ND16(ND8フィルター装着)M.12-100mm F4.0 ƒ/11.0 57.0 mm SS60 ISO100
ND8フィルターを装着し「ライブND16」の設定で撮影。実質な減光値は8×16=ND128相当になるのですが、SS60秒でかなりシルキーな描写に。では「ライブND32」と併用したらどうなるのか?と疑問が出てきますが、「ライブND」撮影のシャッタースピードの限度は60秒。今回の撮影状況では「ライブND32」ではやはり60秒で終了になってしまいます。
ライブNDで撮影したかどうかは「Olympus Workspace」で確認出来るよ!
まとめ
擬似フィルターなので色被りの影響が無い
通常のNDフィルターを使用する時に心配になるのが「色被り」です。段数やメーカーによってもかなり色の被り方が異なる場合が有り悩ましい問題。以下の2枚は極端なサンプルですが(上)ND1000(下)ND400を装着して撮影したもの。フィルターはそれぞれ別のメーカーです。
ND1000使用
かなり青味のある描写に
ND400使用
アンバー寄りに色が転んでいる
通常のフィルターを使用した場合、現実の色合いとはかなり異なった出力になりました。一方「ライブND」であれば物理的なフィルターの影響を受けずに撮影することが可能です。

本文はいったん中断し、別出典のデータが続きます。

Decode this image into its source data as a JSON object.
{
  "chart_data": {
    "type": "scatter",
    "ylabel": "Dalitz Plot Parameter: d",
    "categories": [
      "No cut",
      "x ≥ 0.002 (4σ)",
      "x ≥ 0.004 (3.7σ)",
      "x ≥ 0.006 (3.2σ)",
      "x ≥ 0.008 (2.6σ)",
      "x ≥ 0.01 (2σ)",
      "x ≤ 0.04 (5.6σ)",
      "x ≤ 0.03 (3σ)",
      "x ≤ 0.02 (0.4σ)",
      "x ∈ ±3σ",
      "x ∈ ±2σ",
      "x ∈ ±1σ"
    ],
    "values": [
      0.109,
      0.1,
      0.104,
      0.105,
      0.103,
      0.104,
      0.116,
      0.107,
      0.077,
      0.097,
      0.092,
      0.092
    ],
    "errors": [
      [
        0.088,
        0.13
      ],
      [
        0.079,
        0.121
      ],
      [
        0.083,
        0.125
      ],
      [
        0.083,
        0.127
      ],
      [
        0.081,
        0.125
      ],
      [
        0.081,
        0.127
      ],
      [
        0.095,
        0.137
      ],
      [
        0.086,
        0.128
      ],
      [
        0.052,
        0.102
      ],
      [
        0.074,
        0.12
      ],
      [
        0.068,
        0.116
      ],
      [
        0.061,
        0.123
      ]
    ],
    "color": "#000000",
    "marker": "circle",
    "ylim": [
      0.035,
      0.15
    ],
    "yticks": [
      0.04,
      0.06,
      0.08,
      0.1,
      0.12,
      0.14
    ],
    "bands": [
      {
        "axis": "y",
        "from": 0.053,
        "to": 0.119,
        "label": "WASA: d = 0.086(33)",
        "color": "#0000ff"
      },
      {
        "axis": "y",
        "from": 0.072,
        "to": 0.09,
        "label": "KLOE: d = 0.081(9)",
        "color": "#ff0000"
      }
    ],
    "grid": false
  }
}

この辺は描写の好みにもよるのですが、かなりのメリットと言えるでしょう。この機能はオリンパスの強みなのですが、他のメーカーさんのカメラにもこの機能の搭載を切に願ってしまうのでした。
NDフィルターの携帯・装着からの解放
写真を普通に楽しむ方の場合、一般的には様々な種類のフィルターを持ち歩かないケースの方が多いと思います。自分も最近はレンズ保護フィルターを装着する位なのですが、フィルターの取り外しは結構面倒な作業だったりします。これがメニュー操作だけでND効果が得られるのは至極便利。
趣味の撮影であれば全然使える(と思う)
コンポジット処理によって不自然な画像が生成される可能性が一つの懸念材料でした。しかしながら、今回の川の流れの撮影では特に不自然な印象は受けず、むしろ手軽・便利さの恩恵の方が大きく上回る結果に。単なる「あったらイイな」的な便利機能ではなく、デジタル撮影ならではのメリットではないでしょうか。「ライブND」は今後様々なシチュエーションで積極的に活用したい機能です。